Every developer has that moment where they stop, stare at their screen, and think:
“Why am I like this?”
And yet… we keep doing these same chaotic little habits.
Let’s expose ourselves together.
1. Console.log — Our Emotional Support System
Sure, we have debugging tools. Sure, we could set breakpoints.
But no. We choose the classic:
console.log("here");
console.log("here again?");
console.log("WHY ARE YOU NOT WORKING");
We aren’t debugging the code — we’re debugging our mental stability.
2. Variable Names That Age Like Spoiled Milk
We say we want clean code.
We create:
- temp
- temp1
- tempOne
- tempOneFinal
- tempOneFinal2
- tempOne_FINAL_REAL
At this point, even the compiler is disappointed in us.
3. Reading Error Messages Like Horoscopes
Error: Unexpected token }
Us:
“Hmmm yes… this means I will have good luck today.”
4. Googling Stuff We Use Every Day
We use map, filter, reduce daily.
Still we Google:
- javascript map example
- reduce how to use
- why javascript hates me
We don’t trust our memory. Our memory doesn’t trust us.
5. Restarting the Server for Absolutely No Reason
Did we fix anything? No.
Restart anyway? Yes.
Does it magically work? Sometimes.
This is called Software Engineering + Blind Hope.

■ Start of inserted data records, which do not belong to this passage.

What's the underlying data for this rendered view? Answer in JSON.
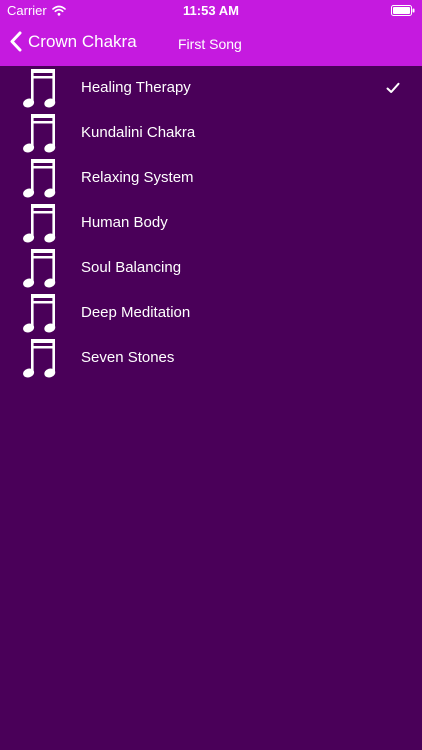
{
  "status_bar": {
    "carrier": "Carrier",
    "time": "11:53 AM",
    "wifi_icon": "wifi-icon",
    "battery_icon": "battery-icon"
  },
  "nav": {
    "back_label": "Crown Chakra",
    "back_icon": "chevron-left-icon",
    "title": "First Song"
  },
  "songs": [
    {
      "title": "Healing Therapy",
      "icon": "music-note-icon",
      "selected": true
    },
    {
      "title": "Kundalini Chakra",
      "icon": "music-note-icon",
      "selected": false
    },
    {
      "title": "Relaxing System",
      "icon": "music-note-icon",
      "selected": false
    },
    {
      "title": "Human Body",
      "icon": "music-note-icon",
      "selected": false
    },
    {
      "title": "Soul Balancing",
      "icon": "music-note-icon",
      "selected": false
    },
    {
      "title": "Deep Meditation",
      "icon": "music-note-icon",
      "selected": false
    },
    {
      "title": "Seven Stones",
      "icon": "music-note-icon",
      "selected": false
    }
  ],
  "colors": {
    "header_background": "#c51adf",
    "list_background": "#4a0059",
    "text": "#ffffff"
  }
}
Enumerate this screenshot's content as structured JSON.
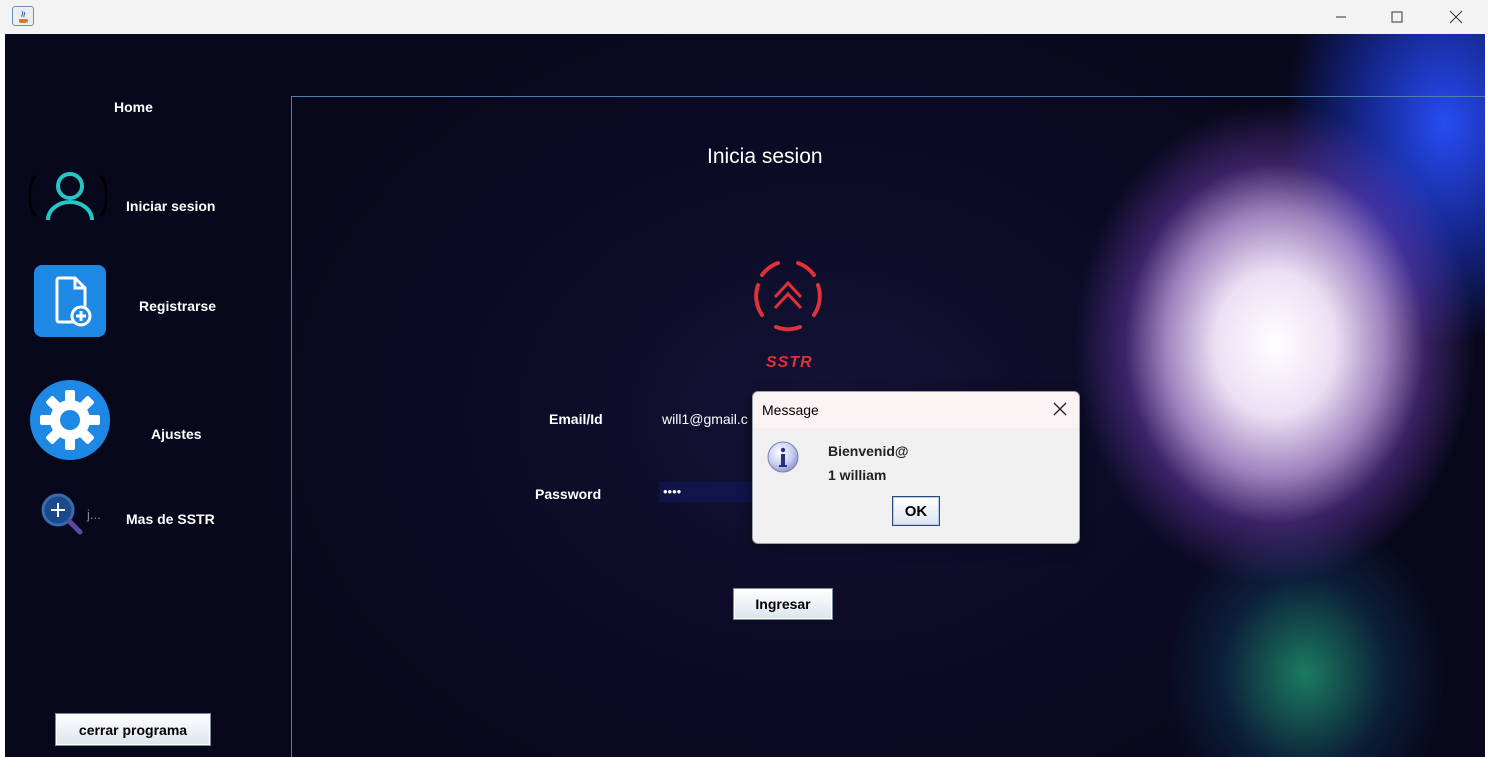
{
  "window": {
    "title": ""
  },
  "sidebar": {
    "home_label": "Home",
    "login_label": "Iniciar sesion",
    "register_label": "Registrarse",
    "settings_label": "Ajustes",
    "more_label": "Mas de SSTR",
    "more_icon_text": "j...",
    "close_program_label": "cerrar programa"
  },
  "login": {
    "title": "Inicia sesion",
    "brand": "SSTR",
    "email_label": "Email/Id",
    "email_value": "will1@gmail.c",
    "password_label": "Password",
    "password_value": "••••",
    "submit_label": "Ingresar"
  },
  "dialog": {
    "title": "Message",
    "line1": "Bienvenid@",
    "line2": "1 william",
    "ok_label": "OK"
  },
  "colors": {
    "brand_red": "#e0303a",
    "background": "#0b0b26",
    "accent_blue": "#1e88e5",
    "accent_teal": "#26c6c6"
  },
  "icons": {
    "login": "user-icon",
    "register": "document-add-icon",
    "settings": "gear-icon",
    "more": "magnifier-icon",
    "dialog": "info-icon"
  }
}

6. 47 Browser Tabs, But Only 2 Matter
We won’t close the other 45.
They are emotional support tabs.
7. Dark Mode or Nothing
A bright white website at 3AM is an act of violence.
Dark mode is not a preference — it’s survival.
8. Git Conflicts = Personal Conflicts
git pull → conflict
git merge → regret
git push --force → your teammates dislike you now
Git is basically a toxic relationship we can’t leave.
9. “I’ll Refactor This Later.”
No, you won’t.
Nobody ever has.
Nobody ever will.
This is the biggest lie in programming — right after “just a small change”.
10. Breaking the Entire App by Changing One Line
Fix one CSS property → backend dies
Remove one console.log → UI disappears
Add one import → build fails
Full-stack life: touch one thing, break ten things.
11. Celebrating Tiny Fixes Like We Won a Nobel Prize
Fixed a missing semicolon?
We reward ourselves with:
- snacks
- a walk
- announcements
- swagger
- maybe even a LinkedIn post
Small wins are still wins.
12. Pretending We Understand Legacy Code
We scroll.
We squint.
We pretend.
We close the file.
Not today, demon code. Not today.
Final Thoughts
Every developer is a little broken inside — and the code knows it.
But that’s what makes this job fun. The chaos. The coffee. The suffering we laugh about later.
If you relate to at least 7 out of 12,
congratulations — you are a real developer.